An inscription found near Zagreb records that Constantine changed the old custom of working for seven days and holding a market-day every eighth, directing farmers to hold their market-day each Sunday. This is the earliest evidence for the process by which Sunday became not merely the day on which Christians met for worship but also a day of rest, and it is noteworthy that in both law and inscription Constantine’s stated motive for introducing this custom is respect for the sun.
Gentile Christians of the second century (Ignatius, Justin, Clement of Alexandria and Tertullian) saw rich symbolism in the coincidence of the Lord’s day with the day of light and sun.
The Church tried to replace the pagan names for the days by numerical terms, and in the Greek East succeeded, but in the less Christianized West the planetary names could not be eliminated and now survive in all West European languages except Portuguese.
Christian Doctrines
This section is not a quote from Chadwick.
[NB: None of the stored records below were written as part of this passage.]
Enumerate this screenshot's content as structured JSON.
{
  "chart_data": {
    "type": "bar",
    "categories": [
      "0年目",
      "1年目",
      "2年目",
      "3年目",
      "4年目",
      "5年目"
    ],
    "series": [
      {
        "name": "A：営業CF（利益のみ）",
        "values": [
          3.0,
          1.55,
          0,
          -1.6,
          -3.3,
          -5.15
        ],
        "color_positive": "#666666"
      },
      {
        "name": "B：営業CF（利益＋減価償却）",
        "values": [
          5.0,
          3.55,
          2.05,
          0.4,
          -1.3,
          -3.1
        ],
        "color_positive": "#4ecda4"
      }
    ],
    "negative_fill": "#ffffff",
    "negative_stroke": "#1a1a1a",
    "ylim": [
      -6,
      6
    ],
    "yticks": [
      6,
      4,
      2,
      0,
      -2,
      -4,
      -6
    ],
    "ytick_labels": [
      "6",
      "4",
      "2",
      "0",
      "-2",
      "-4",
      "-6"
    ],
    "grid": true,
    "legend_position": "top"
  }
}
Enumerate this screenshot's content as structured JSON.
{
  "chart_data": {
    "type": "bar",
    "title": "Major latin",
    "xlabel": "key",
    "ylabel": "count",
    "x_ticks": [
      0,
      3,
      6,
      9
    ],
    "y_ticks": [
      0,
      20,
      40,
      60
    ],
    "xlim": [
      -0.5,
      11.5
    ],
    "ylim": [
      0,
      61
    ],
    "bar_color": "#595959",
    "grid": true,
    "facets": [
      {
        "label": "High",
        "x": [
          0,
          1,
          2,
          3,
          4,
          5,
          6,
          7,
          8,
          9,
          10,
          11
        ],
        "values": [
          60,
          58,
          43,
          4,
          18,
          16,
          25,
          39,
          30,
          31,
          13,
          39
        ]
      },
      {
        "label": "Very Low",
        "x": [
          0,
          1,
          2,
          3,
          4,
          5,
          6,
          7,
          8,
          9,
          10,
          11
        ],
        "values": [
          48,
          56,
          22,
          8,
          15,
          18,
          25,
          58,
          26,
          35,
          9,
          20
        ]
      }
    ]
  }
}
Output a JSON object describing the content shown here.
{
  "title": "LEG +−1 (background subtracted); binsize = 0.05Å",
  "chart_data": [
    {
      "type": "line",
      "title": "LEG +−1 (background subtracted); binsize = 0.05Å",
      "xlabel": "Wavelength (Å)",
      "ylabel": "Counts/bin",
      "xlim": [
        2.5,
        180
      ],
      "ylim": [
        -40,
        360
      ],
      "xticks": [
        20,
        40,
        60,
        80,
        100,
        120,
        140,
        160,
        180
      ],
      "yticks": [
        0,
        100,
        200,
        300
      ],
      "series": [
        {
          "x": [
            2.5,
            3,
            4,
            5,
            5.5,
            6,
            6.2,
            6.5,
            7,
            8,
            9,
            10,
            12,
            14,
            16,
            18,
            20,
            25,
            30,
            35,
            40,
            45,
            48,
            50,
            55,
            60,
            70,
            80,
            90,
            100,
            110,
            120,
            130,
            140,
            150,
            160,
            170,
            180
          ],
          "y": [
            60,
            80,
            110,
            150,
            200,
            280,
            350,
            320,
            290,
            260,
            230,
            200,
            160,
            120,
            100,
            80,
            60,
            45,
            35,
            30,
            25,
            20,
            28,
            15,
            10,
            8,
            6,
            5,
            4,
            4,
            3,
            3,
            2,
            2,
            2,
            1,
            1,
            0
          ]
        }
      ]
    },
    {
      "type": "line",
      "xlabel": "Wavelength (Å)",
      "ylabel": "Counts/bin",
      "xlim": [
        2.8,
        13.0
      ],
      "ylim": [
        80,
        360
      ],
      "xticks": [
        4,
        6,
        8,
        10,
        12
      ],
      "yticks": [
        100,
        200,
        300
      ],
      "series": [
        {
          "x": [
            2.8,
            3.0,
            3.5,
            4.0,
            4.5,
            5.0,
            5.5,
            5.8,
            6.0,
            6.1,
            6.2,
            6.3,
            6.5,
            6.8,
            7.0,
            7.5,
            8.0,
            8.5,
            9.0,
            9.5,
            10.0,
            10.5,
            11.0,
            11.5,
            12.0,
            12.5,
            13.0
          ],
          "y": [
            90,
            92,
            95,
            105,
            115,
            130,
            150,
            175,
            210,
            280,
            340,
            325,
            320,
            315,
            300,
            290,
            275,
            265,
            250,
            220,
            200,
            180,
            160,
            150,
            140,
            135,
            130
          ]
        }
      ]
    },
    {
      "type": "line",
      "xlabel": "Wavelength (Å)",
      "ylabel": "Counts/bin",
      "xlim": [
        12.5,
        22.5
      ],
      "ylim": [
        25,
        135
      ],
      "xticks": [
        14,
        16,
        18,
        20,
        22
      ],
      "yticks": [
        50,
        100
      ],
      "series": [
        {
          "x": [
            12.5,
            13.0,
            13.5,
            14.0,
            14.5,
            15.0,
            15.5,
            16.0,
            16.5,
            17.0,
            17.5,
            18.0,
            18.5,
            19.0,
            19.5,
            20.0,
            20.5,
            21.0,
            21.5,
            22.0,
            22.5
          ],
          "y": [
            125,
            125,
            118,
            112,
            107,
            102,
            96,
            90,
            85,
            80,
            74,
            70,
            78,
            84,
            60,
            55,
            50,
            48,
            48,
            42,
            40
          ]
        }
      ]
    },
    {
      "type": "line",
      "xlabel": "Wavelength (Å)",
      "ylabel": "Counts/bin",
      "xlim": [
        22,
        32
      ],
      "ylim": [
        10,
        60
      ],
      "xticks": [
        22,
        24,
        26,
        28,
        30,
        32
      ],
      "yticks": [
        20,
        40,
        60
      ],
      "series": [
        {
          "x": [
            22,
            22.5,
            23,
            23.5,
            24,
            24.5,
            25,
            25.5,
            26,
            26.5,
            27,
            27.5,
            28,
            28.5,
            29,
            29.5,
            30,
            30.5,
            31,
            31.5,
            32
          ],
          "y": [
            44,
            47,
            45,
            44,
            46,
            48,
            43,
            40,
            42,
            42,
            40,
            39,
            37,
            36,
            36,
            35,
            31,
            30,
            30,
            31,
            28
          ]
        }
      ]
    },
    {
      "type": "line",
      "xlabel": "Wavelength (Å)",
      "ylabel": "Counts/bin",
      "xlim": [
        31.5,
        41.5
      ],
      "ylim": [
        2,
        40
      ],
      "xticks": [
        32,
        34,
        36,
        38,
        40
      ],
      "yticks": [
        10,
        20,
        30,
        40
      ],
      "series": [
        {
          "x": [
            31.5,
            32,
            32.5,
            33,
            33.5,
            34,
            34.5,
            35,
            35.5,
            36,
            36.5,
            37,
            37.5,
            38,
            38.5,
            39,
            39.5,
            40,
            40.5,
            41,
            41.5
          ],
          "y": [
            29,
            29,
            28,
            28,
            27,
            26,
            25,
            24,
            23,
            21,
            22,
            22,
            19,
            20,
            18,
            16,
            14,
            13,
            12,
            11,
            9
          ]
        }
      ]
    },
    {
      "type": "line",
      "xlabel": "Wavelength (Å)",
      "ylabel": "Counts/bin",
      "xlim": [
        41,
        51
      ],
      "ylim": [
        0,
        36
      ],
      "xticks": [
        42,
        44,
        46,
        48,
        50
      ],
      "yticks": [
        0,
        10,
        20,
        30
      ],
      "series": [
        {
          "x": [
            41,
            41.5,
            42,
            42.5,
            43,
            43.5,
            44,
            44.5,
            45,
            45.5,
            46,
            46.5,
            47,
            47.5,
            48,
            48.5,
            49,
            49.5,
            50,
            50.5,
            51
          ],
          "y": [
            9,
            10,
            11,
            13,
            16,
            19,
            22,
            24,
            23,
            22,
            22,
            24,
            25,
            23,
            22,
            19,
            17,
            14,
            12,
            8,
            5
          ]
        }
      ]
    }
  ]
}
This integration of Christianity with paganism is also seen in Church doctrines. The following are examples of claims made by different people:
Sunday is the pagan day of the Sun-god. Different pagan gods were thought to control different days of the week and Sunday was controlled by the Sun-god.
Christmas is the commemoration of the birthday of the Sun at the winter solstice in the northern hemisphere.
The idea that people have immortal souls was a pagan belief.
The second-century Gentile Christians explained Jesus as the Logos of Greek philosophy who always was an aspect of God but later became a distinct Being. This view was later rejected.
Roman Catholic Saints continue the practice of the multitude of pagan gods.
Mariology is the continuation of the mother-goddess Cybele.